Just two days after the U.S. ended its 20-year war in Afghanistan, more than a dozen Democrats with strong ties to the military establishment defied President Joe Biden and voted to add nearly $24 billion to the defense budget for fiscal year 2022.
On Wednesday, 14 Democrats joined 28 Republicans on the House Armed Services Committee to adopt an amendment from Rep. Mike Rogers, R-Ala., to the fiscal year 2022 defense authorization bill that would boost Biden’s $715 billion spending proposal to $738.9 billion. The move follows the Senate Armed Services Committee’s vote to similarly raise the top line to more than $740 billion in its July markup of the bill.
The 14 House Democrats to support the defense spending were Reps. Jim Langevin of Rhode Island; Joe Courtney of Connecticut; Jared Golden of Maine; Elaine Luria of Virginia; Mikie Sherrill of New Jersey; Stephanie Murphy of Florida; Anthony Brown of Maryland; Filemon Vela of Texas; Seth Moulton of Massachusetts; Salud Carbajal of California; Elissa Slotkin of Michigan; Kai Kahele of Hawaii; Marc Veasey of Texas; and Steven Horsford of Nevada.
The decision by these lawmakers to approve the higher budget is not necessarily shocking in a political environment in which the military’s leaders demand an annual budget growth of 3 to 5 percent above inflation. Biden’s $715 billion proposal was a 1.5 percent nonadjusted increase above this year’s spending level.
One congressional staffer, who was not permitted to speak on the record, said in an email, “many Dems, especially when serving [on the House Armed Services Committee] are reluctant to look ‘soft on defense’ by opposing increases to the defense budget, so in some ways it’s surprising the majority of Dems still voted against the topline increase.” (Seventeen Democrats voted against Rogers’s amendment, not enough to prevent its inclusion in the bill.)
Many of the Democrats who voted for the $24 billion increase have close ties to the defense establishment. Their districts are home to job-promoting manufacturing sites and military bases, and much of the extra funding will go directly to projects at those locations. Many of the Democrats have also received generous campaign donations from contractors. In fact, Federal Election Commission data shows that in the first six months of this year, the 14 Democrats collectively received at least $135,000 from PACs representing the country’s top 10 defense vendors: Lockheed Martin, Raytheon, Boeing, Northrop Grumman, General Dynamics, L3Harris, Huntington Ingalls Industries, Leidos, Honeywell, and Booz Allen Hamilton.
A closer look reveals potentially strong incentives for those Democrats to support an increase in defense spending:
Meanwhile, some of the 14 Democrats who defied Biden to vote for greater defense spending have also tried to blow up their party’s efforts to achieve the president’s domestic policy goals — most notably, Medicare expansion, paid family leave, an extension of the child tax credit, and billions of dollars for clean energy and other climate initiatives. Golden and Vela joined New Jersey Democrat Josh Gottheimer last month to insist that House Speaker Nancy Pelosi, D-Calif., hold an immediate vote on a $550 billion bipartisan infrastructure bill rather than wait to finish Democrats’ flagship $3.5 trillion reconciliation package. Murphy later joined that call, airing concerns about the size of the reconciliation bill. Their demands were ultimately unsuccessful.
Despite so many members of Congress voting to add money to the defense budgets, 17 Democrats still opposed Rogers’s amendment, including House Armed Services Committee Chair Adam Smith of Washington, who received $32,000 in donations from the PACs of the top 10 defense contractors in the first half of this year — the most of any Democrat on the panel.
Despite disagreeing with the increase, Smith and most of the others still voted to approve the overarching defense legislation and advance it to the floor anyway. (In fact, the 15 Democrats who voted against the higher budget but nevertheless passed the bill collectively received a few thousand dollars more in donations from the top 10 military contractors than the 14 who supported Rogers’s amendment.) Only California Reps.
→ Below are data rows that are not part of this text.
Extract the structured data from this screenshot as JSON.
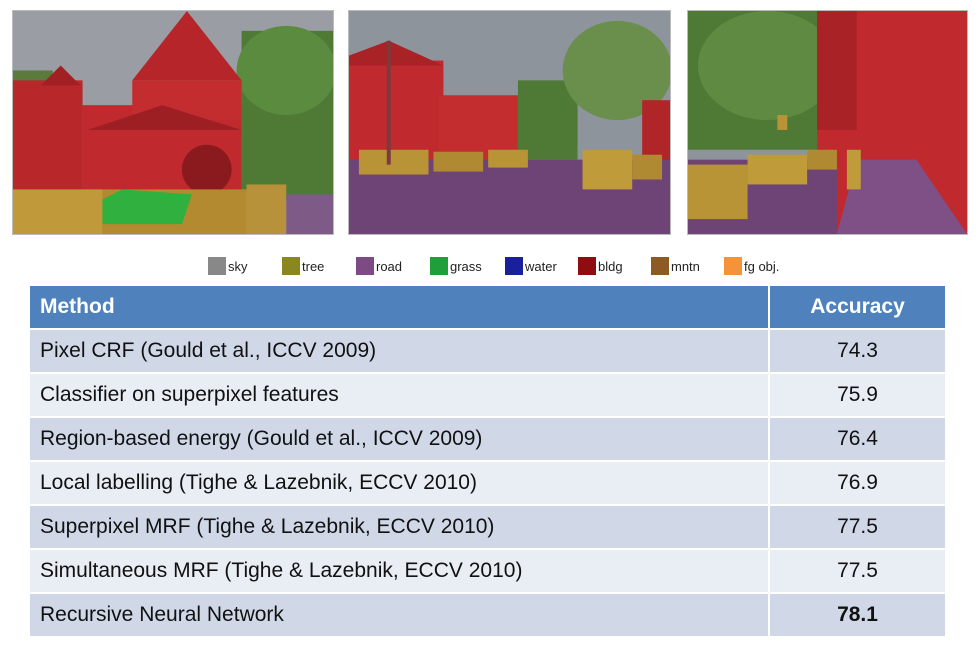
{
  "legend": [
    {
      "label": "sky",
      "color": "#888888"
    },
    {
      "label": "tree",
      "color": "#8a8620"
    },
    {
      "label": "road",
      "color": "#7d4a84"
    },
    {
      "label": "grass",
      "color": "#1f9e3a"
    },
    {
      "label": "water",
      "color": "#1a1f9a"
    },
    {
      "label": "bldg",
      "color": "#8e0d10"
    },
    {
      "label": "mntn",
      "color": "#8c5a22"
    },
    {
      "label": "fg obj.",
      "color": "#f5933b"
    }
  ],
  "table": {
    "headers": {
      "method": "Method",
      "accuracy": "Accuracy"
    },
    "rows": [
      {
        "method": "Pixel CRF (Gould et al., ICCV 2009)",
        "accuracy": "74.3"
      },
      {
        "method": "Classifier on superpixel features",
        "accuracy": "75.9"
      },
      {
        "method": "Region-based energy (Gould et al., ICCV 2009)",
        "accuracy": "76.4"
      },
      {
        "method": "Local labelling (Tighe & Lazebnik, ECCV 2010)",
        "accuracy": "76.9"
      },
      {
        "method": "Superpixel MRF (Tighe & Lazebnik, ECCV 2010)",
        "accuracy": "77.5"
      },
      {
        "method": "Simultaneous MRF (Tighe & Lazebnik, ECCV 2010)",
        "accuracy": "77.5"
      },
      {
        "method": "Recursive Neural Network",
        "accuracy": "78.1"
      }
    ]
  }
}
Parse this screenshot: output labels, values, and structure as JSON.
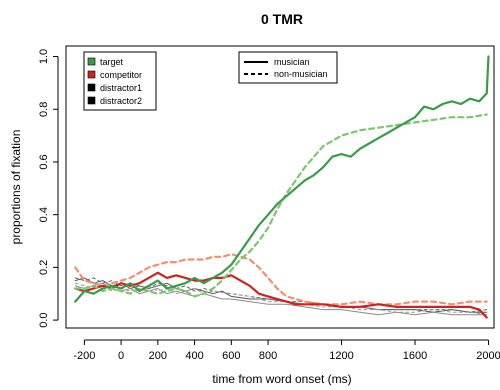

Sara Jacobs and Ro Khanna — who got no money from the vendors — stood their ground and voted against the bill’s passage.
“[A]fter twenty years of war in Afghanistan, twenty years of our servicemembers and their families answering the call, trillions of dollars in funding from the American people, I can’t support another misguided effort to overflow the Pentagon’s budget beyond what our military leaders are even requesting,” Jacobs said in a press release.
For Khanna, Wednesday was the first time he voted against moving the annual defense bill out of committee in five years; he argued that the $24 billion would be better spent on helping veterans with post-traumatic stress disorder, resettling Afghan allies and refugees, or vaccinating people against Covid-19.